Bununla ilgili bir araştırma deneyini
okuyunca gelecekte bizi neler beklediğine dair ipucu bulabiliyoruz:
“26 Haziran
1931'de karşılaştırmalı psikolog Winthrop Niles Kellogg ve eşi, eve aldıkları
bir şempanze yavrusu Gua'yı kendi erkek bebekleri Donald ile birlikte bir deney
amacıyla büyütmeyi planladı. Bu amaç, çevrenin gelişimi nasıl etkilediğini
görmekti. Bir şempanze büyüyüp insan gibi davranabilir mi? Veya onun bir insan
olduğunu düşünebilir miyiz? Mr. Kellogg öğrencilik günlerinden beri böyle bir
deney yapmayı hayal ediyordu.
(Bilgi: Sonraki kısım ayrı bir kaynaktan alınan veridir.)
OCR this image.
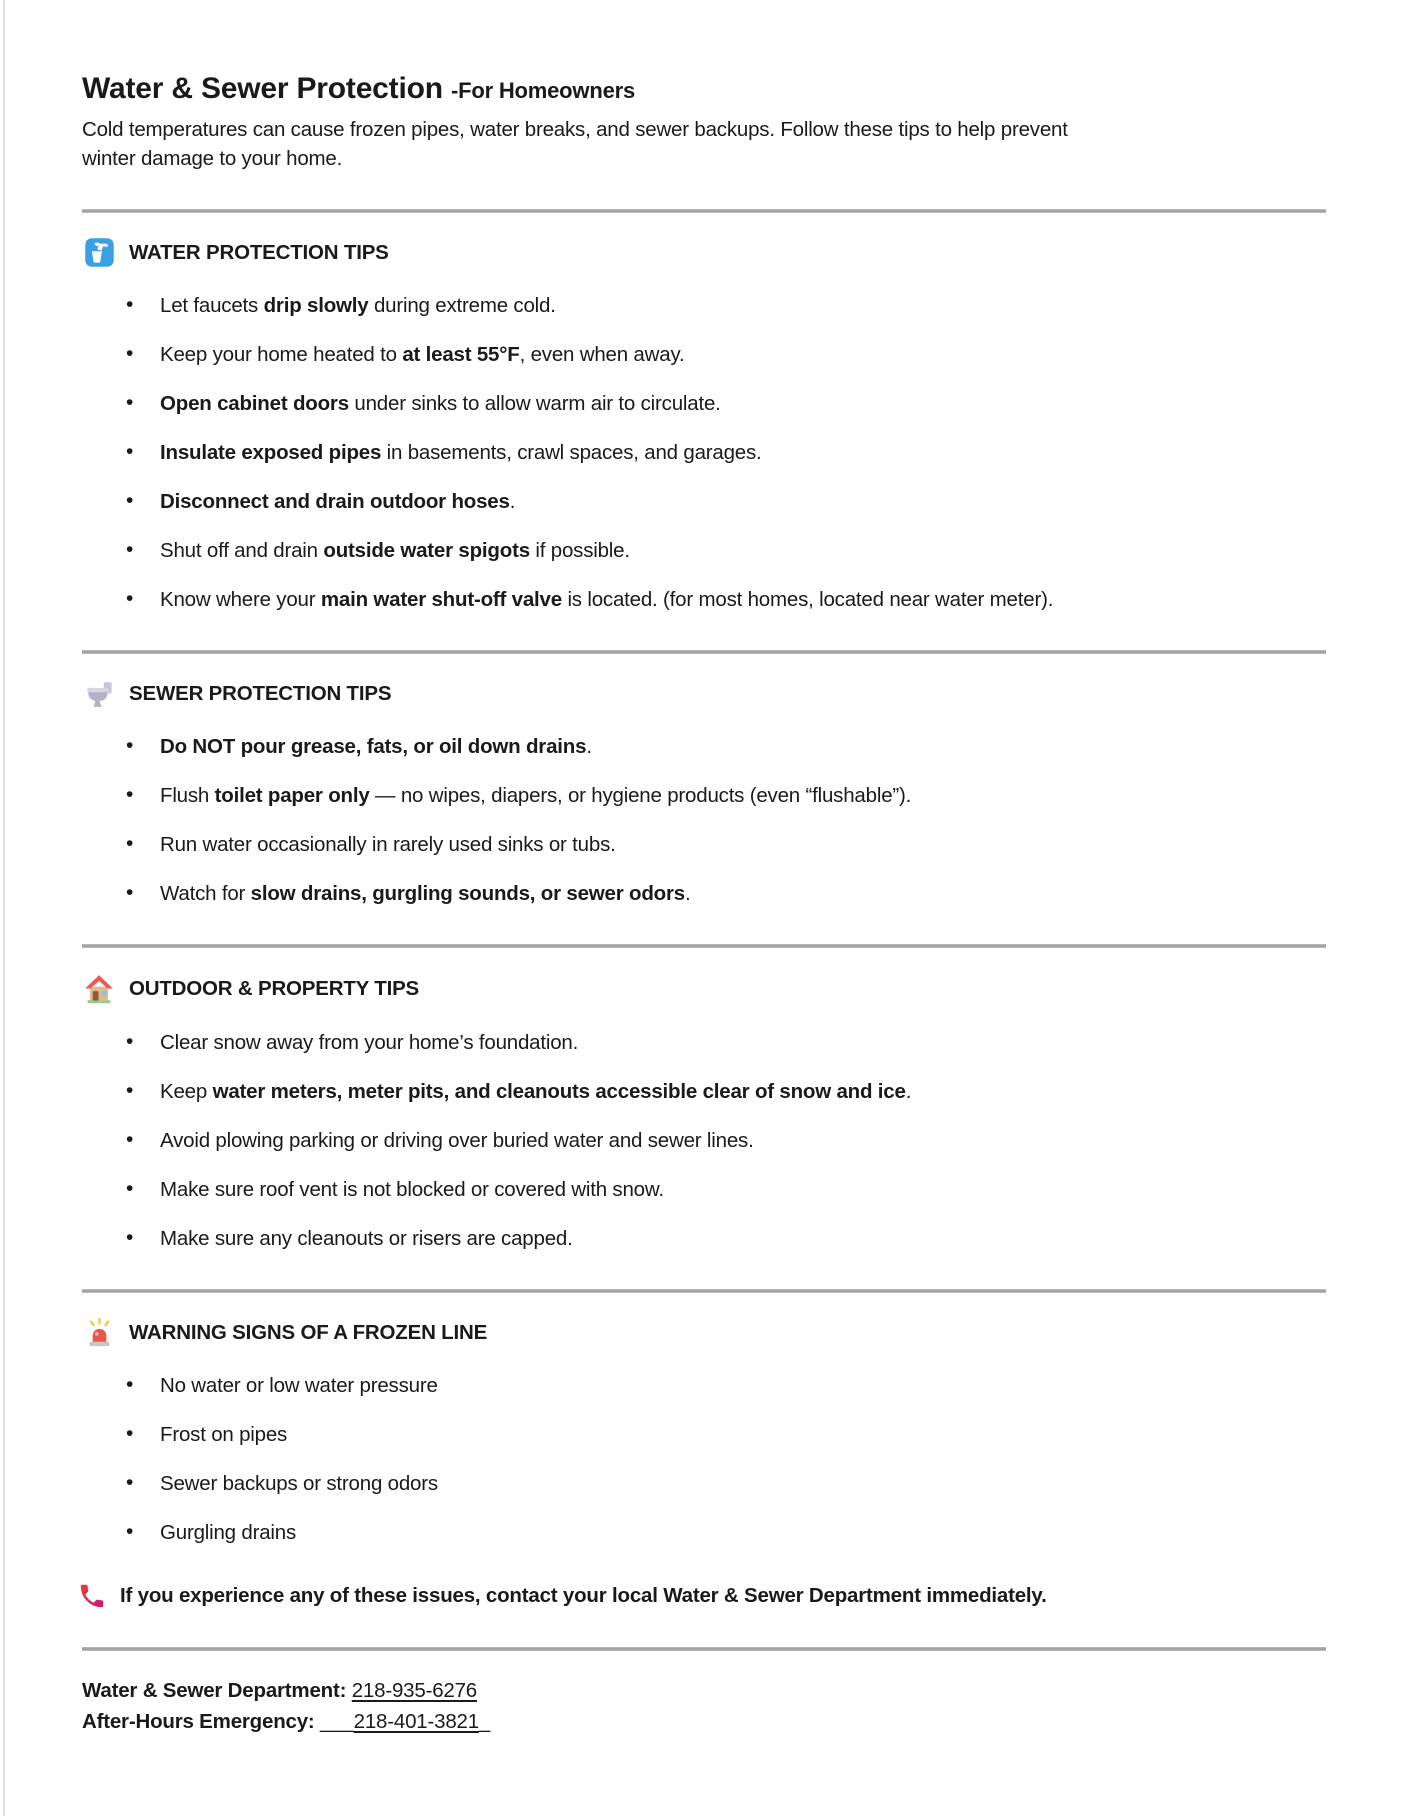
Water & Sewer Protection -For Homeowners

Cold temperatures can cause frozen pipes, water breaks, and sewer backups. Follow these tips to help prevent
winter damage to your home.

WATER PROTECTION TIPS
• Let faucets drip slowly during extreme cold.
• Keep your home heated to at least 55°F, even when away.
• Open cabinet doors under sinks to allow warm air to circulate.
• Insulate exposed pipes in basements, crawl spaces, and garages.
• Disconnect and drain outdoor hoses.
• Shut off and drain outside water spigots if possible.
• Know where your main water shut-off valve is located. (for most homes, located near water meter).
SEWER PROTECTION TIPS
• Do NOT pour grease, fats, or oil down drains.
• Flush toilet paper only — no wipes, diapers, or hygiene products (even “flushable”).
• Run water occasionally in rarely used sinks or tubs.
• Watch for slow drains, gurgling sounds, or sewer odors.
OUTDOOR & PROPERTY TIPS
• Clear snow away from your home’s foundation.
• Keep water meters, meter pits, and cleanouts accessible clear of snow and ice.
• Avoid plowing parking or driving over buried water and sewer lines.
• Make sure roof vent is not blocked or covered with snow.
• Make sure any cleanouts or risers are capped.
WARNING SIGNS OF A FROZEN LINE
• No water or low water pressure
• Frost on pipes
• Sewer backups or strong odors
• Gurgling drains

If you experience any of these issues, contact your local Water & Sewer Department immediately.

Water & Sewer Department: 218-935-6276

After-Hours Emergency: ___218-401-3821_
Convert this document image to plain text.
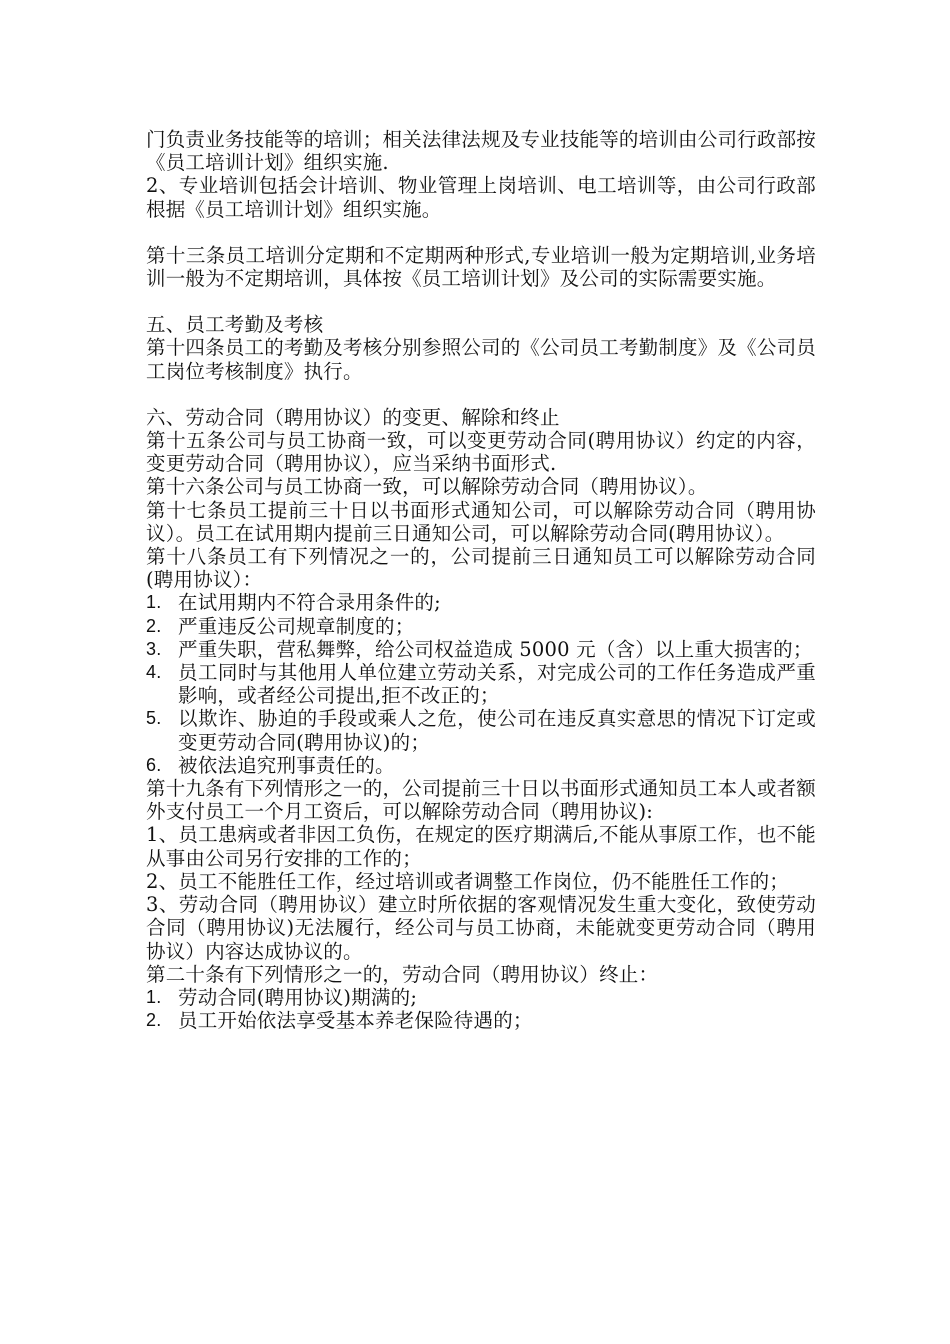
门负责业务技能等的培训；相关法律法规及专业技能等的培训由公司行政部按《员工培训计划》组织实施.

2、专业培训包括会计培训、物业管理上岗培训、电工培训等，由公司行政部根据《员工培训计划》组织实施。

第十三条员工培训分定期和不定期两种形式,专业培训一般为定期培训,业务培训一般为不定期培训，具体按《员工培训计划》及公司的实际需要实施。

五、员工考勤及考核

第十四条员工的考勤及考核分别参照公司的《公司员工考勤制度》及《公司员工岗位考核制度》执行。

六、劳动合同（聘用协议）的变更、解除和终止

第十五条公司与员工协商一致，可以变更劳动合同(聘用协议）约定的内容，变更劳动合同（聘用协议），应当采纳书面形式.

第十六条公司与员工协商一致，可以解除劳动合同（聘用协议）。

第十七条员工提前三十日以书面形式通知公司，可以解除劳动合同（聘用协议）。员工在试用期内提前三日通知公司，可以解除劳动合同(聘用协议）。

第十八条员工有下列情况之一的，公司提前三日通知员工可以解除劳动合同(聘用协议）：

1. 在试用期内不符合录用条件的;
2. 严重违反公司规章制度的；
3. 严重失职，营私舞弊，给公司权益造成 5000 元（含）以上重大损害的；
4. 员工同时与其他用人单位建立劳动关系，对完成公司的工作任务造成严重影响，或者经公司提出,拒不改正的；
5. 以欺诈、胁迫的手段或乘人之危，使公司在违反真实意思的情况下订定或变更劳动合同(聘用协议)的；
6. 被依法追究刑事责任的。

第十九条有下列情形之一的，公司提前三十日以书面形式通知员工本人或者额外支付员工一个月工资后，可以解除劳动合同（聘用协议):

1、员工患病或者非因工负伤，在规定的医疗期满后,不能从事原工作，也不能从事由公司另行安排的工作的；

2、员工不能胜任工作，经过培训或者调整工作岗位，仍不能胜任工作的；

3、劳动合同（聘用协议）建立时所依据的客观情况发生重大变化，致使劳动合同（聘用协议)无法履行，经公司与员工协商，未能就变更劳动合同（聘用协议）内容达成协议的。

第二十条有下列情形之一的，劳动合同（聘用协议）终止：

1. 劳动合同(聘用协议)期满的;
2. 员工开始依法享受基本养老保险待遇的；
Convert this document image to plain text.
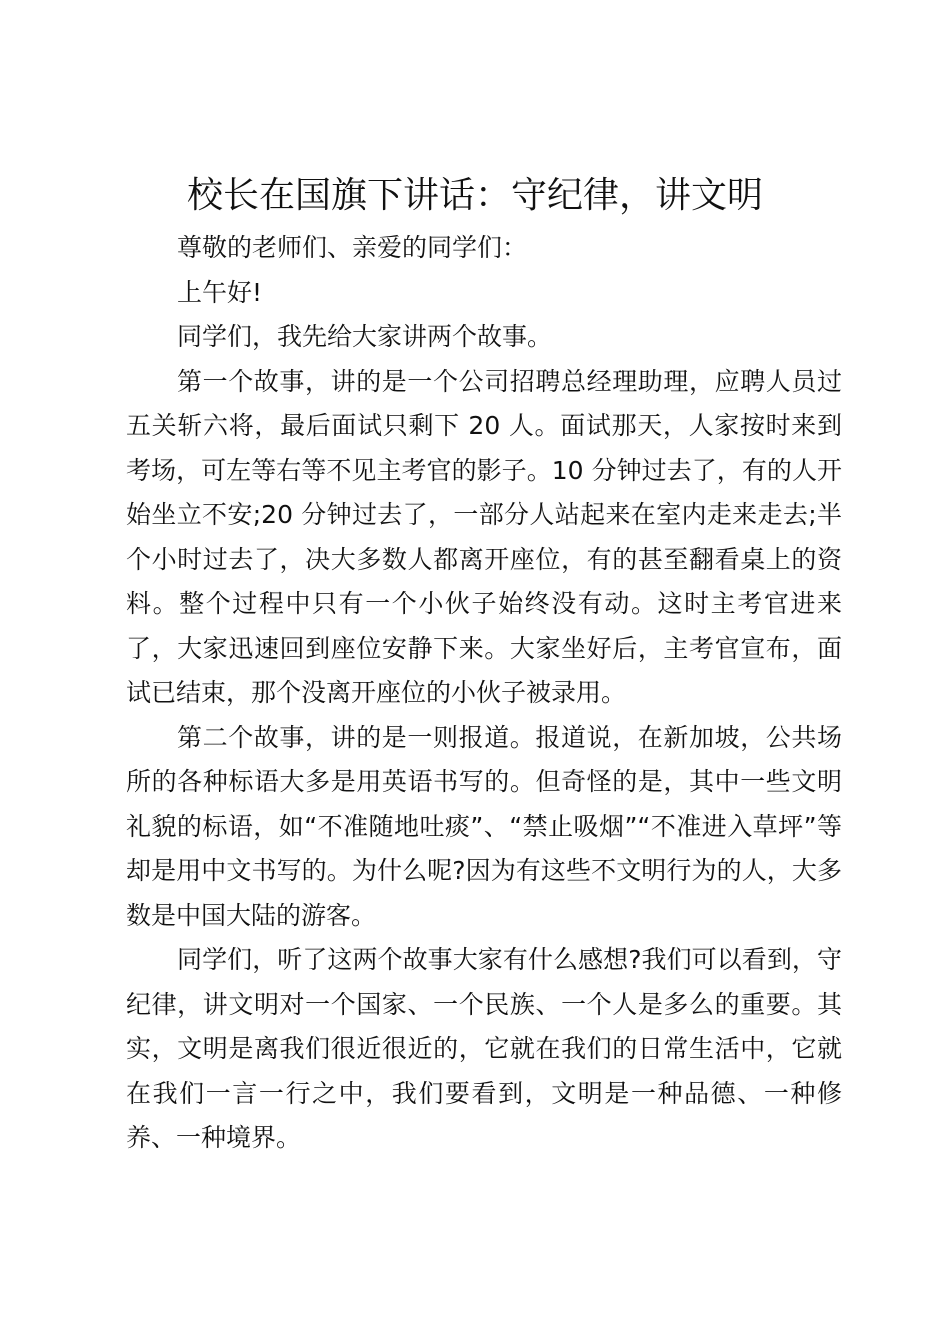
校长在国旗下讲话：守纪律，讲文明

尊敬的老师们、亲爱的同学们：

上午好!

同学们，我先给大家讲两个故事。

第一个故事，讲的是一个公司招聘总经理助理，应聘人员过五关斩六将，最后面试只剩下 20 人。面试那天，人家按时来到考场，可左等右等不见主考官的影子。10 分钟过去了，有的人开始坐立不安;20 分钟过去了，一部分人站起来在室内走来走去;半个小时过去了，决大多数人都离开座位，有的甚至翻看桌上的资料。整个过程中只有一个小伙子始终没有动。这时主考官进来了，大家迅速回到座位安静下来。大家坐好后，主考官宣布，面试已结束，那个没离开座位的小伙子被录用。

第二个故事，讲的是一则报道。报道说，在新加坡，公共场所的各种标语大多是用英语书写的。但奇怪的是，其中一些文明礼貌的标语，如“不准随地吐痰”、“禁止吸烟”“不准进入草坪”等却是用中文书写的。为什么呢?因为有这些不文明行为的人，大多数是中国大陆的游客。

同学们，听了这两个故事大家有什么感想?我们可以看到，守纪律，讲文明对一个国家、一个民族、一个人是多么的重要。其实，文明是离我们很近很近的，它就在我们的日常生活中，它就在我们一言一行之中，我们要看到，文明是一种品德、一种修养、一种境界。
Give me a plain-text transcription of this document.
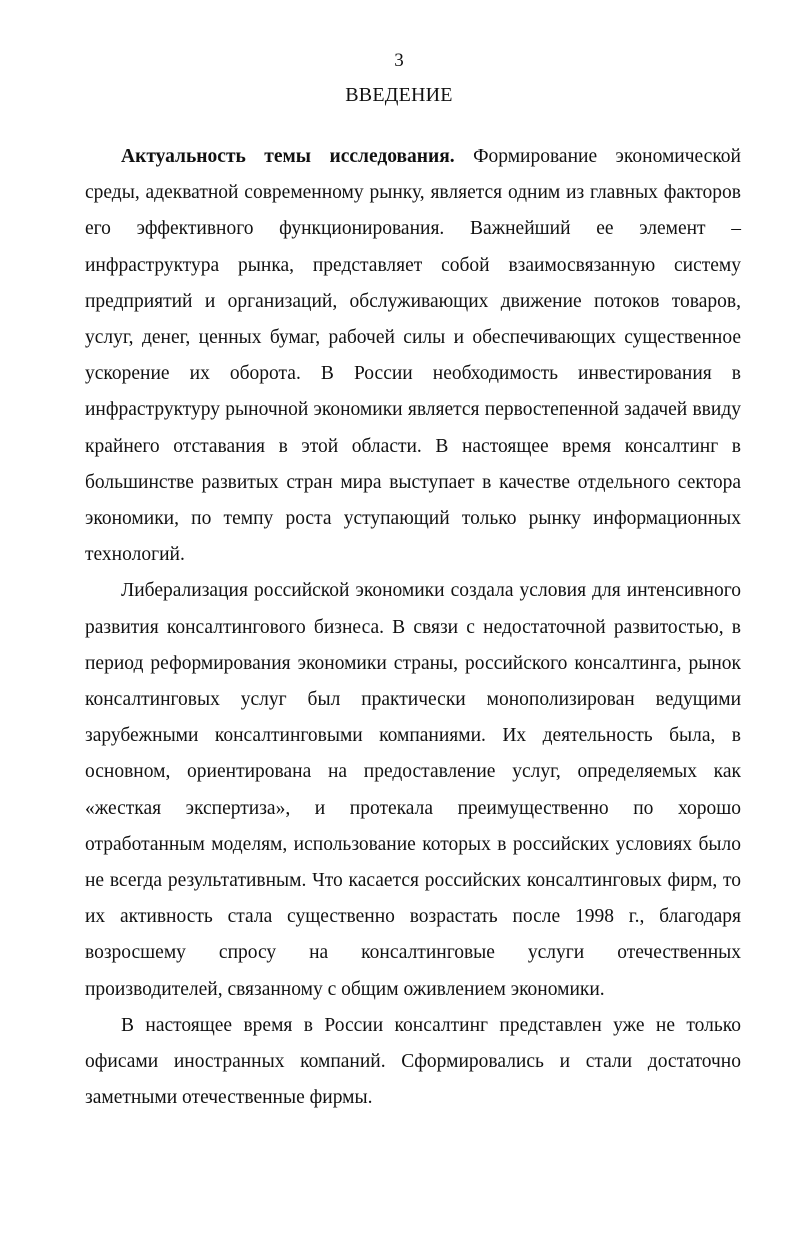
3
ВВЕДЕНИЕ

Актуальность темы исследования. Формирование экономической среды, адекватной современному рынку, является одним из главных факторов его эффективного функционирования. Важнейший ее элемент – инфраструктура рынка, представляет собой взаимосвязанную систему предприятий и организаций, обслуживающих движение потоков товаров, услуг, денег, ценных бумаг, рабочей силы и обеспечивающих существенное ускорение их оборота. В России необходимость инвестирования в инфраструктуру рыночной экономики является первостепенной задачей ввиду крайнего отставания в этой области. В настоящее время консалтинг в большинстве развитых стран мира выступает в качестве отдельного сектора экономики, по темпу роста уступающий только рынку информационных технологий.

Либерализация российской экономики создала условия для интенсивного развития консалтингового бизнеса. В связи с недостаточной развитостью, в период реформирования экономики страны, российского консалтинга, рынок консалтинговых услуг был практически монополизирован ведущими зарубежными консалтинговыми компаниями. Их деятельность была, в основном, ориентирована на предоставление услуг, определяемых как «жесткая экспертиза», и протекала преимущественно по хорошо отработанным моделям, использование которых в российских условиях было не всегда результативным. Что касается российских консалтинговых фирм, то их активность стала существенно возрастать после 1998 г., благодаря возросшему спросу на консалтинговые услуги отечественных производителей, связанному с общим оживлением экономики.

В настоящее время в России консалтинг представлен уже не только офисами иностранных компаний. Сформировались и стали достаточно заметными отечественные фирмы.
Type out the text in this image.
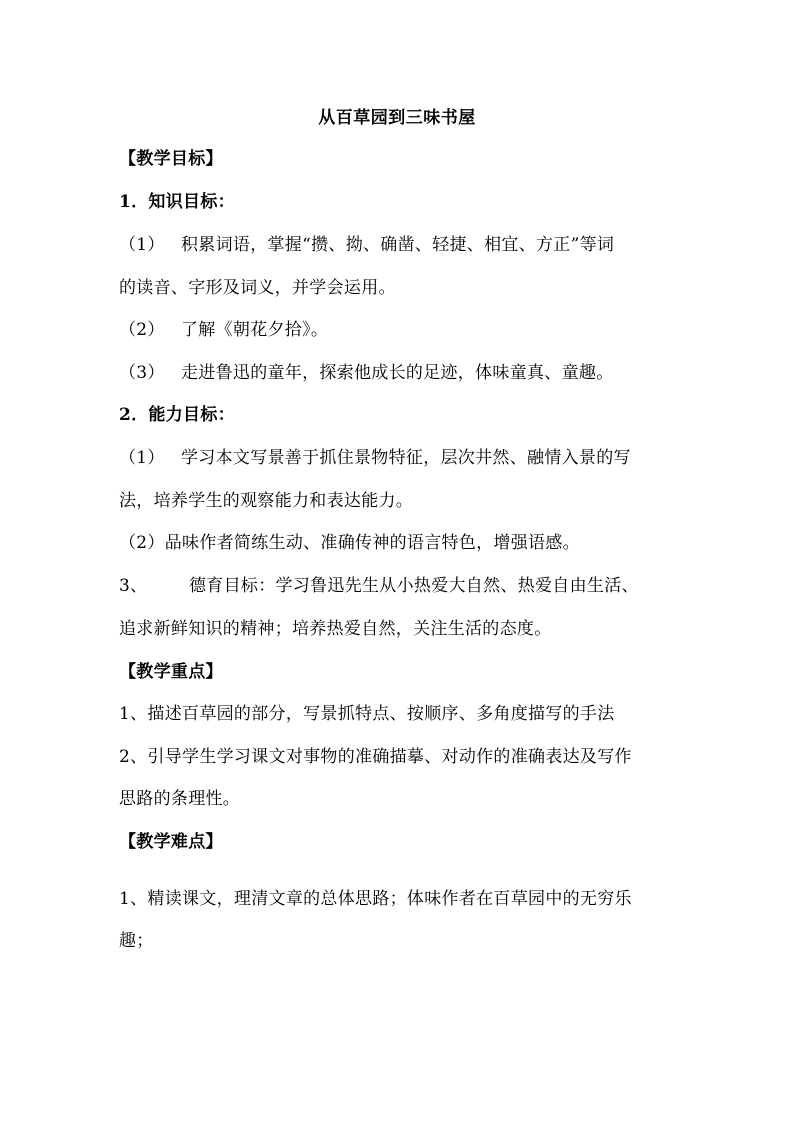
从百草园到三味书屋
【教学目标】
1．知识目标：
（1） 积累词语，掌握“攒、拗、确凿、轻捷、相宜、方正”等词
的读音、字形及词义，并学会运用。
（2） 了解《朝花夕拾》。
（3） 走进鲁迅的童年，探索他成长的足迹，体味童真、童趣。
2．能力目标：
（1） 学习本文写景善于抓住景物特征，层次井然、融情入景的写
法，培养学生的观察能力和表达能力。
（2）品味作者简练生动、准确传神的语言特色，增强语感。
3、 德育目标：学习鲁迅先生从小热爱大自然、热爱自由生活、
追求新鲜知识的精神；培养热爱自然，关注生活的态度。
【教学重点】
1、描述百草园的部分，写景抓特点、按顺序、多角度描写的手法
2、引导学生学习课文对事物的准确描摹、对动作的准确表达及写作
思路的条理性。
【教学难点】
1、精读课文，理清文章的总体思路；体味作者在百草园中的无穷乐
趣；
Kellogg, bir insan çocuğunu vahşi doğada terk
etmenin etik açıdan kınanacak bir davranış olacağını biliyordu, bu yüzden tam
tersi senaryoyu denemeyi tercih etti: yavru bir hayvanı uygarlığa getirmek.
Onlar kapsamlı bir bilimsel deney listesi yürütmenin yanı sıra, iki bebeği de
tamamen aynı şekilde büyüttüler. Ancak sonunda Gua bilişsel bir duvara çarptı: Hiçbir
eğitim veya yetiştirme onun genetik olarak şempanze olduğu gerçeğini yenemezdi.
Ancak deney oldukça ani ve gizemli bir şekilde sona erdi. Bunun sebebi tam
olarak bilinmiyor ancak pek çok ihtimal düşünülüyor. Hepsinin yanında bir
olasılığın daha var olduğu düşünülüyor: Gua insan dillerini öğrendiğine dair
hiçbir işaret göstermese de kardeşi Donald, Gua'nın şempanze seslerini taklit
etmeye başlamıştı. Uzmanlara göre Donald'daki dil geriliği çalışmanın sonunu
getirmiş olabilirdi.”
Buradaki roller iki türlü
düşünülebilir. Genetik neyse o devam eder. İnsanlar makine olmayacağı gibi makineler
de insanlaşamaz. İnsanların duygu ve ruh dünyasını data haline getirebilmesi yapay
zekanın insanlara özgü bir özellik kazanmasını sağlamayacağı gibi insanların da
saf mantık ve zekaya dayanarak, duygusallığı ve sosyal duyarlılığı bir tarafa bırakıp
yaşamasını sağlamayacaktır. Ya da tam tersi.
İnsanlar her ne kadar düşünsel (İkizler-Başak)
ihtiyaçlarını karşılamaya yardımcı olacak bir mekanik araca sahip olsalar da
yine özünde bulunan koruyup kollama (Yengeç) ve bağ kurma (Terazi) ihtiyaçları
devam edecektir. Burada en vurucu olanı deneydeki bebeğin şempanzeyi örnek alması
gibi insanların da yapaylaşması ihtimalinin de olmasıdır. Ama bu doğal bir şey
değildir ve unutmayın ki doğa hep galip gelir.